A more recent foundation-sponsored analysis, Meisner says, explains a crucial difference: time in school. Compared with the regular Boston schools' short days, the charters typically offer longer hours. Combining that with more personal attention to each child's needs produces real results.
Based on its charter-school findings, Boston Foundation President Paul Grogan and his colleagues led a major campaign to double the number of charter-school seats available in Massachusetts. Enlisting corporate and civic allies, it formed a broad "Race to the Top Coalition" to take advantage of the school-funding competition being conducted by the Obama administration.
Gov. Deval Patrick, at first hesitant, embraced the idea. And the Legislature, notwithstanding members' fear of teachers union retribution, passed a landmark education-reform bill giving underperforming school districts major new powers to help lagging students, including the right to move or fire teachers, start new schools and expand school hours.

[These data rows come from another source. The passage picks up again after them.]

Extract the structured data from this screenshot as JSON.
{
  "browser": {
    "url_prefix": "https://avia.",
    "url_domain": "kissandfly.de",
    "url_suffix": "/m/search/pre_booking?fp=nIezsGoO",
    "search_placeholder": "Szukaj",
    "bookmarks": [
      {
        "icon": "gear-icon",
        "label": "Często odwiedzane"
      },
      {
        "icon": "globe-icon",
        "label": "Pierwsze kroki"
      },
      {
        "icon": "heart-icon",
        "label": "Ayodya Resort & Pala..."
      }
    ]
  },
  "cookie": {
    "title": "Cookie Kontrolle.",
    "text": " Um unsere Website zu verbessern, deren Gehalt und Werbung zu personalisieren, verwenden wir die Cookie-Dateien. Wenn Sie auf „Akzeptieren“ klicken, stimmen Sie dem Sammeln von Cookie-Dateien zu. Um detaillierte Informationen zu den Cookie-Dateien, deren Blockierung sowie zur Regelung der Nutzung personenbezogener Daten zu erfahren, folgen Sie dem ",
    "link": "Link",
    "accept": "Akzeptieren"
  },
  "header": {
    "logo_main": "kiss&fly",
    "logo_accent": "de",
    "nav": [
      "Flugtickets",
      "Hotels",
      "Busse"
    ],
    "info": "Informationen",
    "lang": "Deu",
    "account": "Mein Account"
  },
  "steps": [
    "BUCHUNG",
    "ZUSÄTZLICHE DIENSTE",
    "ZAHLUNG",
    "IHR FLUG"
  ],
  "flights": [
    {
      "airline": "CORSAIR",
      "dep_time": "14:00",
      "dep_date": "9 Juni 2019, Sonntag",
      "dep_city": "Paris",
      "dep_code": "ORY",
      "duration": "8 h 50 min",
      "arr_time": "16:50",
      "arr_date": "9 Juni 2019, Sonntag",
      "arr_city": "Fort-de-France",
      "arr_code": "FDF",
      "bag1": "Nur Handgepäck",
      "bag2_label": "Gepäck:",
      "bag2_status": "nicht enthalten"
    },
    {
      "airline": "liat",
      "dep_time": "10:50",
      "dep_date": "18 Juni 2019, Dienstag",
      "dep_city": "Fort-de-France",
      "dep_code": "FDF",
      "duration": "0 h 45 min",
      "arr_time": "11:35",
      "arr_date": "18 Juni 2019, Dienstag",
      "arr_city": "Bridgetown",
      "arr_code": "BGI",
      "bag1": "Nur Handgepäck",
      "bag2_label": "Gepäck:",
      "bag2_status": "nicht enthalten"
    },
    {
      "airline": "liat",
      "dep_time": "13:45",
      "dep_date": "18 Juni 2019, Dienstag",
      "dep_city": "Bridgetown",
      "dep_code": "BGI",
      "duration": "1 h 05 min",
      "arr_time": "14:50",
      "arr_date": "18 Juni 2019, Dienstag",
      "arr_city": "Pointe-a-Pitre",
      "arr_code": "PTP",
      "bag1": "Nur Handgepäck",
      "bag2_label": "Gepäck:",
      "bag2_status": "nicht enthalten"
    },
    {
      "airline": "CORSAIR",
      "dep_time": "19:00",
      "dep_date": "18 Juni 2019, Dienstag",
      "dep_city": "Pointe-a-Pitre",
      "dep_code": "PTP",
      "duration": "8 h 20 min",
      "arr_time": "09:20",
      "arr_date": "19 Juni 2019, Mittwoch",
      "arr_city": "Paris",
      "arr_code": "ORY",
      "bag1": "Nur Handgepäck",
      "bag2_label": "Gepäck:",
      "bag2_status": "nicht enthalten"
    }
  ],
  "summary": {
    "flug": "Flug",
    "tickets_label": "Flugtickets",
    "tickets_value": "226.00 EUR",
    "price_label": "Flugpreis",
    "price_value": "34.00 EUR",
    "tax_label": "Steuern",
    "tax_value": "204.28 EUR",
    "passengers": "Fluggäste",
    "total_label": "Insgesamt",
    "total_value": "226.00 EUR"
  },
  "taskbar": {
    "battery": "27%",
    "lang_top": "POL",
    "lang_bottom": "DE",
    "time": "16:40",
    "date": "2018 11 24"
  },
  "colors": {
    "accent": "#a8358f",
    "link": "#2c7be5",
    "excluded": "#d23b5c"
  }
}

Significantly, the bill doubled the state's number of permissible charter-school seats — from 16,739 seats to 35,082 seats for the most underperforming urban school districts.
In California, there's a 20-year old program — "Making Waves" — that has been coaching underprivileged African-American and Latino kids in Richmond and San Francisco through the public schools and in college.
The program, founded by multimillionaire investor John Scully and the late Rev. Eugene Farlough, is the epitome of "wraparound, year-round service." Children aren't just provided tutoring and ongoing academic enrichment but every assistance from solid meals (children with higher protein intake have higher achievement scores) to mental-health counseling (to cope with trauma many have experienced).
And the results are little short of sensational: Virtually all the students graduate from high school and 94 percent go on to college.
With its full-time staff of academic advisers, psychologists, social workers and nutritionists, Making Waves has extraordinarily high per-pupil costs (roughly $21,000 child per year). But by forming its own charter school — overcoming bitter opposition of the Richmond School Board — the program has been able to get some government funding to supplement its high, philanthropy-provided costs.
There's no chance, in Scully's view, to break America's "cycle of poverty" in troubled neighborhoods unless we increase our per-student expenditures dramatically to address young people's myriad needs. Such an investment, he argues, "will be recouped many times over in economic growth and increased productivity."
It's a difficult message to absorb in hard economic times. Though as both the Massachusetts and Bay Area reforms suggest, there's one constant: Charters, with their entrepreneurial flair and freedom from work-rule focused school unions and deadening school bureaucracy, will have to figure prominently in the equation.